We emphasize that, as a matter of evidentiary law, nothing would prevent this court from revising the Holliman criteria by rejecting the Manson/Biggers framework in favor of a framework that would require a more searching inquiry into the reliability of identification evidence that was potentially tainted by unduly suggestive private conduct.
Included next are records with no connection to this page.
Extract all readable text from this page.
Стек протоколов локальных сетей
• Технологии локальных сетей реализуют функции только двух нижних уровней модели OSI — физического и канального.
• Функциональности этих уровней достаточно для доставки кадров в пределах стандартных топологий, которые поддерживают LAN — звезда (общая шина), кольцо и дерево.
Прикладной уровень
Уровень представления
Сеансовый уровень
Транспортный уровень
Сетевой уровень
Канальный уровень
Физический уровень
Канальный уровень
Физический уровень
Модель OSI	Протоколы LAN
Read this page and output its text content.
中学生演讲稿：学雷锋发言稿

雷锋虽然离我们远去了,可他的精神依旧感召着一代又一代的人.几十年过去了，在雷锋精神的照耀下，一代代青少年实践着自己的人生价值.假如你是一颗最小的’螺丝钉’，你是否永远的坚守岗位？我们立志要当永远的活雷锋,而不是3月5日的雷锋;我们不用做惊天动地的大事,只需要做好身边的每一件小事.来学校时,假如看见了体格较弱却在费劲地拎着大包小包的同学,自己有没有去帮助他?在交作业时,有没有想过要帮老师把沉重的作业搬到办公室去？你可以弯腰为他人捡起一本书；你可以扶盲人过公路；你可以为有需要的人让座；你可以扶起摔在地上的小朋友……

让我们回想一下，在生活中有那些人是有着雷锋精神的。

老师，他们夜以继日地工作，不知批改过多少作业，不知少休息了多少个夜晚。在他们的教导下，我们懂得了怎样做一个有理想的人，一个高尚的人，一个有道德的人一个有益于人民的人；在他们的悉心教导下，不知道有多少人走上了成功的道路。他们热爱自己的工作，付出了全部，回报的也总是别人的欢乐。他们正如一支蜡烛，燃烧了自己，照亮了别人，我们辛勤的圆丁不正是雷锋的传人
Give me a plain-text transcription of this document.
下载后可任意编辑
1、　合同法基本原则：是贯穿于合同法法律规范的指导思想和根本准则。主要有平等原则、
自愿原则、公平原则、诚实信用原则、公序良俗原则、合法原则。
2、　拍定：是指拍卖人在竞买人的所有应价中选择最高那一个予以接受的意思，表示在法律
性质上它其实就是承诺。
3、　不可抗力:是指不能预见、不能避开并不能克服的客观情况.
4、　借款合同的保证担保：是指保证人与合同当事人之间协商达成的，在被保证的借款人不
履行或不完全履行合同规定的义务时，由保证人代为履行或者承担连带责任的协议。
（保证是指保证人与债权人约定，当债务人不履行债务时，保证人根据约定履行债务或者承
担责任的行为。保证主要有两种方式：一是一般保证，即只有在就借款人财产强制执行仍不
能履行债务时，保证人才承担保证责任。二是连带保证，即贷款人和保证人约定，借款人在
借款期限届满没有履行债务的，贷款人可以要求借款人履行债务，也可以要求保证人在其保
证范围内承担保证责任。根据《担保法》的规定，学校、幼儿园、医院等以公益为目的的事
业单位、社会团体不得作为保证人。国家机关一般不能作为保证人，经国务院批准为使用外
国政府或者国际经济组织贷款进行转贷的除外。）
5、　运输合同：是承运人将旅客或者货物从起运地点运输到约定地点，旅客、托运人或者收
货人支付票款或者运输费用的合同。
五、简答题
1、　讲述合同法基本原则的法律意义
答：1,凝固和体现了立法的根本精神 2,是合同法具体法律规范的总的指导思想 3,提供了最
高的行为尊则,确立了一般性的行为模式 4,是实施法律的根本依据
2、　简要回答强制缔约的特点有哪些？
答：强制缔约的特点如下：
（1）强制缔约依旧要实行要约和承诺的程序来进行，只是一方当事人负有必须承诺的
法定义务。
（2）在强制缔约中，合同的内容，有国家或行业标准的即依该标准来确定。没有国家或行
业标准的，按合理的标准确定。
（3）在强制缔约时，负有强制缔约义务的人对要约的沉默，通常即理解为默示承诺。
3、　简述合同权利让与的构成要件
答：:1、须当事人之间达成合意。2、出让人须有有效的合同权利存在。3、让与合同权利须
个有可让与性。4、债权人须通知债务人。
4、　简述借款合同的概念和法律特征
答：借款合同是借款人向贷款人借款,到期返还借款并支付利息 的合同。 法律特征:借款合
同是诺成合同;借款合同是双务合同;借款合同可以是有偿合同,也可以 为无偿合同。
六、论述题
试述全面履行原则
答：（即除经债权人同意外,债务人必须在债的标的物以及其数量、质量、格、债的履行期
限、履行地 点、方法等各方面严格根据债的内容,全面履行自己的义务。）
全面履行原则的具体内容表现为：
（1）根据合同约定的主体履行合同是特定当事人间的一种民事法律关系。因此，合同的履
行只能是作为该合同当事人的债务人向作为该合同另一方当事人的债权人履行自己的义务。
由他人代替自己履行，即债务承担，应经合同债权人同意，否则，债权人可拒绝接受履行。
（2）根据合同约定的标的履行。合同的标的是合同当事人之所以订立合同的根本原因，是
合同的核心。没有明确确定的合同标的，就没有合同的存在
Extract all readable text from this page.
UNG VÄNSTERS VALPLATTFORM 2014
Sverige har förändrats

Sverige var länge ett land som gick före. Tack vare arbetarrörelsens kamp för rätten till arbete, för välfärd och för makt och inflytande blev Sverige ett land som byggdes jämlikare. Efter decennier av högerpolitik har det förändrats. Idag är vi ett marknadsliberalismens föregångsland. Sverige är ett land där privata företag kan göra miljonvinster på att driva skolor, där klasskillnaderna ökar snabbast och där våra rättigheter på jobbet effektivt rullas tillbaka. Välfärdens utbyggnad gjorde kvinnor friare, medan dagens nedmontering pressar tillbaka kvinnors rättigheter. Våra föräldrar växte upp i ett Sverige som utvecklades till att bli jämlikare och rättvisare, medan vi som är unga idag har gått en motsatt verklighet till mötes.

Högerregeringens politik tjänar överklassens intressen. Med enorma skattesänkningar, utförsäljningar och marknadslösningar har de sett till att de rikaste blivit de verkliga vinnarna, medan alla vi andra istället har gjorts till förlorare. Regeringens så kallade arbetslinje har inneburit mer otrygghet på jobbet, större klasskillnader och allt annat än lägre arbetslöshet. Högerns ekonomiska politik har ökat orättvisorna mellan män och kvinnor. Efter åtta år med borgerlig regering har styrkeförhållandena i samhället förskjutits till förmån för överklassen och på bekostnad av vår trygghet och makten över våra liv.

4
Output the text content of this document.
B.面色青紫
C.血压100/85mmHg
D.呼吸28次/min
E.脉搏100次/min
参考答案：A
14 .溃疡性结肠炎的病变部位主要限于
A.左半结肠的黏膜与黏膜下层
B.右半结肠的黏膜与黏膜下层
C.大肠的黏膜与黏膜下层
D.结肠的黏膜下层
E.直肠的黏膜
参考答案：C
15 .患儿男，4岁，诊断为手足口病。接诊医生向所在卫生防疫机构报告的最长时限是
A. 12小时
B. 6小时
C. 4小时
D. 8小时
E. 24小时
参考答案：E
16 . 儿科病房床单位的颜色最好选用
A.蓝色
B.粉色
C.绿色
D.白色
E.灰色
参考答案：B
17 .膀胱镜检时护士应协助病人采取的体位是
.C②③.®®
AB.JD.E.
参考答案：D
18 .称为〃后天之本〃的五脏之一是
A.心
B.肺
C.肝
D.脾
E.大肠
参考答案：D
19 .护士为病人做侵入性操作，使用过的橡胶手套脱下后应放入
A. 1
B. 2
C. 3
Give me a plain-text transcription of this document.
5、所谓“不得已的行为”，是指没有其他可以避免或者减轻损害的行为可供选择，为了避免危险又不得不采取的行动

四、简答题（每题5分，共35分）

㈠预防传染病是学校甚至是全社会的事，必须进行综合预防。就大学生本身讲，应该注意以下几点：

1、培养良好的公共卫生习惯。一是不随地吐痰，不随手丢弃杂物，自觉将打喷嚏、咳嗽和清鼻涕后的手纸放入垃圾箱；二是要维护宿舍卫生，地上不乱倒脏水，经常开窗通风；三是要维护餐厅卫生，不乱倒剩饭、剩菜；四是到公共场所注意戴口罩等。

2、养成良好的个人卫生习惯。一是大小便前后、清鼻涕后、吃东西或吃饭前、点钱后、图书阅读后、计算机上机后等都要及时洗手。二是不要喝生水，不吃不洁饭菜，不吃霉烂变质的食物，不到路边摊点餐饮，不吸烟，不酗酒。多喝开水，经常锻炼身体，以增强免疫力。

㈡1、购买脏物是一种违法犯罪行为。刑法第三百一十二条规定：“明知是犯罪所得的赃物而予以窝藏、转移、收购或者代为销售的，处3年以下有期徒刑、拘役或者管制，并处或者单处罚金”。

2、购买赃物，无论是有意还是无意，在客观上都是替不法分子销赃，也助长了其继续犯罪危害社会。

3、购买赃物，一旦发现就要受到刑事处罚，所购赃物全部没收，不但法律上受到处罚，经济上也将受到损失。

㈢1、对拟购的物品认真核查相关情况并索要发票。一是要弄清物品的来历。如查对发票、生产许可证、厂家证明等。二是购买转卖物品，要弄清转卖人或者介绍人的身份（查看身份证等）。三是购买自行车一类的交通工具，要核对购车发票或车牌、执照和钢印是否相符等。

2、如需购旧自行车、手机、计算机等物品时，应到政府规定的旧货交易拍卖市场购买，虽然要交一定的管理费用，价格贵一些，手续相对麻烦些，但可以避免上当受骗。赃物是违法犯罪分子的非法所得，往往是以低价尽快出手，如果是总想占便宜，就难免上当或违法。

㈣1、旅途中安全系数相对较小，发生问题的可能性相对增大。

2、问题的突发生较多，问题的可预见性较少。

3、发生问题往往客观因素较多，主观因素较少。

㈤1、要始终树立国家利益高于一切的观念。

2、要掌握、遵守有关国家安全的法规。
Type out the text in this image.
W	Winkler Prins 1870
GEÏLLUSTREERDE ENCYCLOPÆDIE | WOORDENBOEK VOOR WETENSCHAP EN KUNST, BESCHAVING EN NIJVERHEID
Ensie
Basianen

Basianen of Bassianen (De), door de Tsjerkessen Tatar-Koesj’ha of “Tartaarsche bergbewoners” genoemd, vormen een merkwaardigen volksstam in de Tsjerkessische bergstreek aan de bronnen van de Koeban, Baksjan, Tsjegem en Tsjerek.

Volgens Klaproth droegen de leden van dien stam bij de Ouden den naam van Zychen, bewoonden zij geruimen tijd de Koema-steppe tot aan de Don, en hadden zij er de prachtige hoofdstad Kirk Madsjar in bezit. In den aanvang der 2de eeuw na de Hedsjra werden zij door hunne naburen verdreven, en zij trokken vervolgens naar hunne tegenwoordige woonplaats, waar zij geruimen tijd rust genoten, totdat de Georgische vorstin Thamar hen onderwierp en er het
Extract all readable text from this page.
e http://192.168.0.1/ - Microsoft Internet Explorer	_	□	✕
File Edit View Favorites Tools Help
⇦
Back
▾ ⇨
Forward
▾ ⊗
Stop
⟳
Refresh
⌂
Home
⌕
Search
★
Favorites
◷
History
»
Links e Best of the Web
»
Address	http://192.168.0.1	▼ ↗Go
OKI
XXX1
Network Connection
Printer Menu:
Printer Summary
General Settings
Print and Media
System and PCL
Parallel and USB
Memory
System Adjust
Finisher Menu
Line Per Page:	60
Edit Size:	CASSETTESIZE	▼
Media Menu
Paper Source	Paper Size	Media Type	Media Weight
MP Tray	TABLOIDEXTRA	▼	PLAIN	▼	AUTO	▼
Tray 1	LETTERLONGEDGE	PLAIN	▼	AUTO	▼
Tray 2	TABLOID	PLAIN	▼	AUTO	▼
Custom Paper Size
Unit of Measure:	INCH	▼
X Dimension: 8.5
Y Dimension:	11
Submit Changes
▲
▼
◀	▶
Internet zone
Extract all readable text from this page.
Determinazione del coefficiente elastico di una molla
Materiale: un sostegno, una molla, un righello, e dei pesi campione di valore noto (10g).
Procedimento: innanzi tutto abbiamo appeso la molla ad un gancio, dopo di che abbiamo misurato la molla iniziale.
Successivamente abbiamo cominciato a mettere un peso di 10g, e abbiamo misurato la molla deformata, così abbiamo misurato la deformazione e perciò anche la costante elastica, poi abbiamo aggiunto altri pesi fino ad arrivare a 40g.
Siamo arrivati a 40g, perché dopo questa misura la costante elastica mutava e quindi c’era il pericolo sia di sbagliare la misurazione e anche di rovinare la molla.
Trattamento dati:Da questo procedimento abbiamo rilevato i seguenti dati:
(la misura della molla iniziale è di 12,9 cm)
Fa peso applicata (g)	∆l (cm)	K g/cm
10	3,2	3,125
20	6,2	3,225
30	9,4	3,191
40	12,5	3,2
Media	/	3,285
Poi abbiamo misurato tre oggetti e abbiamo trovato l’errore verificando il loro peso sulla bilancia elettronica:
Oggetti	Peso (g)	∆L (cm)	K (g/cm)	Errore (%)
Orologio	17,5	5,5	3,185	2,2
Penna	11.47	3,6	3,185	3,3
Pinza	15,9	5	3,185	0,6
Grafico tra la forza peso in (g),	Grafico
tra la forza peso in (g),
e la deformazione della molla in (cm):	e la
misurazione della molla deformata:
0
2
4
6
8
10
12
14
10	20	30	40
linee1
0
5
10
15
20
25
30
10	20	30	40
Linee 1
The defendant in the present case, however, did not raise such an evidentiary claim either in this court or in the trial court, but claims only that this more searching inquiry is constitutionally required.
The amicus contends that the Holliman evidentiary criteria are inadequate to protect against unreliable identification evidence because “courts frequently ‘end the inquiry’ after determining that federal due process [principles do] not apply, and, as a result, never examine the reliability of eyewitness identifications that are not unnecessarily suggestive” as an evidentiary matter. Nothing prevents a defendant, however, from raising both a due process claim based on unduly suggestive police procedures (or a Holliman claim, in the case of unduly suggestive private conduct) and a traditional evidentiary claim, in which case the trial court must apply traditional evidentiary criteria to the evidence even if it finds no unduly suggestive conduct. See footnote 12 of this opinion. In addition, as we have indicated, even in the absence of unduly suggestive conduct by a state or private actor, a defendant may raise a claim that the identification evidence was so unreliable that its admission would violate his due process right to a fair trial.